Le gouvernement sénégalais a annoncé lundi la dissolution du Pastef, le parti d’Ousmane Sonko, moins de deux heures après son inculpation et son placement en détention pour « appels à l’insurrection et complot » contre l’État. Des manifestations contre l’incarcération de l’opposant ont eu lieu dans la journée, à Dakar et Ziguinchor, et au moins deux personnes sont décédées.
« Le parti politique Pastef est dissous par décret », a annoncé le ministre de l’Intérieur Antoine Diome dans un communiqué, justifiant sa décision par ses appels « fréquents » à des « mouvements insurrectionnels » qui ont fait selon lui de nombreux morts en mars 2021 et juin 2023. Ces menaces, poursuit le ministre de l’Intérieur, constituent « un manquement permanent et sérieux aux obligations des partis politiques. »
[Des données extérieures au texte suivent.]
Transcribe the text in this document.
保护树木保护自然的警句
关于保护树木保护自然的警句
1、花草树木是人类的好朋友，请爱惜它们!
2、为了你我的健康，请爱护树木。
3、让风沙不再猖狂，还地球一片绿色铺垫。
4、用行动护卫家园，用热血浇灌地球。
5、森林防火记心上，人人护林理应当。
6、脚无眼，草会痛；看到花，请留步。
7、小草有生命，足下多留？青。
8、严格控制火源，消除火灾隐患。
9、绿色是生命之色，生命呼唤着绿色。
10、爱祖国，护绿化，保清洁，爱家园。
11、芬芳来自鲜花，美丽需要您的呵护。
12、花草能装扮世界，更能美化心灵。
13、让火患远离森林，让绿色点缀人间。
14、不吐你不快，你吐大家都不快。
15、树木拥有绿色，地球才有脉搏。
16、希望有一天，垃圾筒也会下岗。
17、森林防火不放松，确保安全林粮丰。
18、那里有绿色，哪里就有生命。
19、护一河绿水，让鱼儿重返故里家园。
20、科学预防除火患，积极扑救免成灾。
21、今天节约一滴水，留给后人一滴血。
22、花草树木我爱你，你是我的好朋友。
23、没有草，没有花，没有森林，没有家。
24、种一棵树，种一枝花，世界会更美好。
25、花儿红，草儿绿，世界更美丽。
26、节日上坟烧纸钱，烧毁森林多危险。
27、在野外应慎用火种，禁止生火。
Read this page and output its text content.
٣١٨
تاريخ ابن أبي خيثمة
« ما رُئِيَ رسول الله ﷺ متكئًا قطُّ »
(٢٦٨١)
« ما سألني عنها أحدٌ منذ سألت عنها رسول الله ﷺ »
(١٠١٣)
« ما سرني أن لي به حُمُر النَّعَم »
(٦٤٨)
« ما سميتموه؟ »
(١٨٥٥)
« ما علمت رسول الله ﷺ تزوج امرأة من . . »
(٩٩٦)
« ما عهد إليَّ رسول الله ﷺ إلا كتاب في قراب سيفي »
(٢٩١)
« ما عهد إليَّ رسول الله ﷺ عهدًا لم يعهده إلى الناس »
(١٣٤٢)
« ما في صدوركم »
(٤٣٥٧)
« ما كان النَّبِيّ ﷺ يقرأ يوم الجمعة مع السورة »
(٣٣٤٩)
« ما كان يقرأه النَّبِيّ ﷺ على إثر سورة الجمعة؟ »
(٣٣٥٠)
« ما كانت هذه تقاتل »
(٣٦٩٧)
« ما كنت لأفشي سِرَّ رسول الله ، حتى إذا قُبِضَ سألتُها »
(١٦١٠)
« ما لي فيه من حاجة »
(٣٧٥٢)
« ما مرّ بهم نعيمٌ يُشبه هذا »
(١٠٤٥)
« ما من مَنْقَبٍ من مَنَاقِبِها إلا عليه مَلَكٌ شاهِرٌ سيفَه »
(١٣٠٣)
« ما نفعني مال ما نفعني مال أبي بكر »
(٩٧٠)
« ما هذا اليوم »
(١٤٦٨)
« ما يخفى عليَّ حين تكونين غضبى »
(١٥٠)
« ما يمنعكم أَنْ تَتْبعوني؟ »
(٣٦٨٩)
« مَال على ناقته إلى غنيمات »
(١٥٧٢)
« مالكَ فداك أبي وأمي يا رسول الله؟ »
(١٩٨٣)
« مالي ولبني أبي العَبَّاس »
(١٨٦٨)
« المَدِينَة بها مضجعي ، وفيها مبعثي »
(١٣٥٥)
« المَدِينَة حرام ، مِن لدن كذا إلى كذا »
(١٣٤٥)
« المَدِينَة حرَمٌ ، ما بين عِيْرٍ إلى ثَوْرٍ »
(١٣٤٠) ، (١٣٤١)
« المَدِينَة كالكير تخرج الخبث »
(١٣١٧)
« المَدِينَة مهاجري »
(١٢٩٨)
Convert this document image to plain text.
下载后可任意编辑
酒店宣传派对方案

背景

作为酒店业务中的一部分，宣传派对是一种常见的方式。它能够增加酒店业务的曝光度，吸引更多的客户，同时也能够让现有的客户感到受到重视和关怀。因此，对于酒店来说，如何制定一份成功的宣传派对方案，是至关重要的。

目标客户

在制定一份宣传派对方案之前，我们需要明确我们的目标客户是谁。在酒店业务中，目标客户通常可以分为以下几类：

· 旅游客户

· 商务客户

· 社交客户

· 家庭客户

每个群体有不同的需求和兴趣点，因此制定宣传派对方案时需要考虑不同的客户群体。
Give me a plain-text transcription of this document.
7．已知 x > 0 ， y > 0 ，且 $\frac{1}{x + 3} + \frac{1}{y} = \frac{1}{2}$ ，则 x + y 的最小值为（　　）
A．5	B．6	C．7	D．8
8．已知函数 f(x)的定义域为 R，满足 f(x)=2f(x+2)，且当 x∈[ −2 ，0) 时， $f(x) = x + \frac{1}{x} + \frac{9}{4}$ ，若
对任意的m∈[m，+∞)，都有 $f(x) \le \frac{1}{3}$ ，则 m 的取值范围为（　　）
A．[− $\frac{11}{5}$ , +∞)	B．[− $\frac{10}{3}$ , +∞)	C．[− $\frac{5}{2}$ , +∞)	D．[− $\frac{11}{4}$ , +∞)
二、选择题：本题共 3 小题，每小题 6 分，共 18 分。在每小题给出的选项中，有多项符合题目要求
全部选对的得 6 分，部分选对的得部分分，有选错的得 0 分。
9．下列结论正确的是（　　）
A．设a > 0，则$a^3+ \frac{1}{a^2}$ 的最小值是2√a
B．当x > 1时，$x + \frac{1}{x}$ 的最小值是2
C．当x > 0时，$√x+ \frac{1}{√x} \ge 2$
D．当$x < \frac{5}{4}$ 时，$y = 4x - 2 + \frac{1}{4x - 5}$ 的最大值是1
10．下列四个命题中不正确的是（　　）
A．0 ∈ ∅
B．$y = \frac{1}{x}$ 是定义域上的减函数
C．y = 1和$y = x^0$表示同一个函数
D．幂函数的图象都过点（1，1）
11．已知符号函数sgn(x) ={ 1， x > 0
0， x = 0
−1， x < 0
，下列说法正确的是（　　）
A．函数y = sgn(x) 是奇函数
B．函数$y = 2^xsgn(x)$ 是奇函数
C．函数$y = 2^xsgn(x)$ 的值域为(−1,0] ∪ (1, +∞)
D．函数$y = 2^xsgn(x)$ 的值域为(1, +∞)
Le Pastef conteste cette décision. « Cette décision n’obéit à aucune logique démocratique », critique Ousseynou Ly, membre de la cellule de communication du parti.
Ousseynou Ly
Un peu plus tôt dans la journée, lundi 31 juillet, le candidat à la présidentielle de 2024, avait été inculpé par un juge qui a ordonné son placement en détention notamment pour « appels à l’insurrection et complot » contre l’État, a annoncé à un de ses avocats. Au total, ce sont huit chefs d’inculpation en charge contre l’opposant sénégalais et ce, après quatre heures d’un face-à-face avec le doyen des juges que cette décision de mandat de dépôt lui a été notifiée, rapporte notre correspondant à Dakar, Birahim Touré.
Ousmane Sonko avait été interpellé vendredi à son domicile. Au retour de la prière, le président du Pastef affirmait avoir arraché le téléphone d’une gendarme qui le filmait sans son accord. « Un vol avec violence », selon les autorités sénégalaises. Dans un post Facebook qui lui est attribué, Ousmane Sonko estime qu’il va s’en remettre à Dieu, car il place en lui toute sa confiance.
Des morts à Ziguinchor
Plusieurs leaders de l’opposition avaient décidé de tenir un point de presse au siège d’un des partis leaders de la coalition Yewwi Askan Wi. Finalement, la gendarmerie a interdit cette manifestation et plusieurs mouvements de protestation ont éclaté en début d’après-midi jusque tard dans la soirée lundi.
Des échauffourées qui ont poussé les stations d’essence à fermer leur pompe et boutiques pour 72 heures à compter de ce lundi. Elles sont souvent la cible des manifestants en période de tension.
Troisième procédure judiciaire
Ousmane Sonko, 49 ans, voit ainsi s’ouvrir une troisième procédure judiciaire à son encontre, qui risque de compromettre encore davantage sa participation à l’élection présidentielle de février 2024.
L’élu de Zinguinchor, actuellement en grève de la faim, a déjà été condamné le 1er juin à deux ans de prison ferme pour « corruption de la jeunesse » dans l’affaire qui l’opposait à la masseuse Adji Sarr. La décision de justice avait conduit à des émeutes provoquant entre 16 et 30 morts.
Il avait également été condamné le 8 mai à six mois de prison avec sursis à l’issue d’un procès en appel pour diffamation, une peine largement perçue comme le rendant inéligible pour l’élection. Mais il n’a pas encore épuisé ses recours devant la Cour suprême.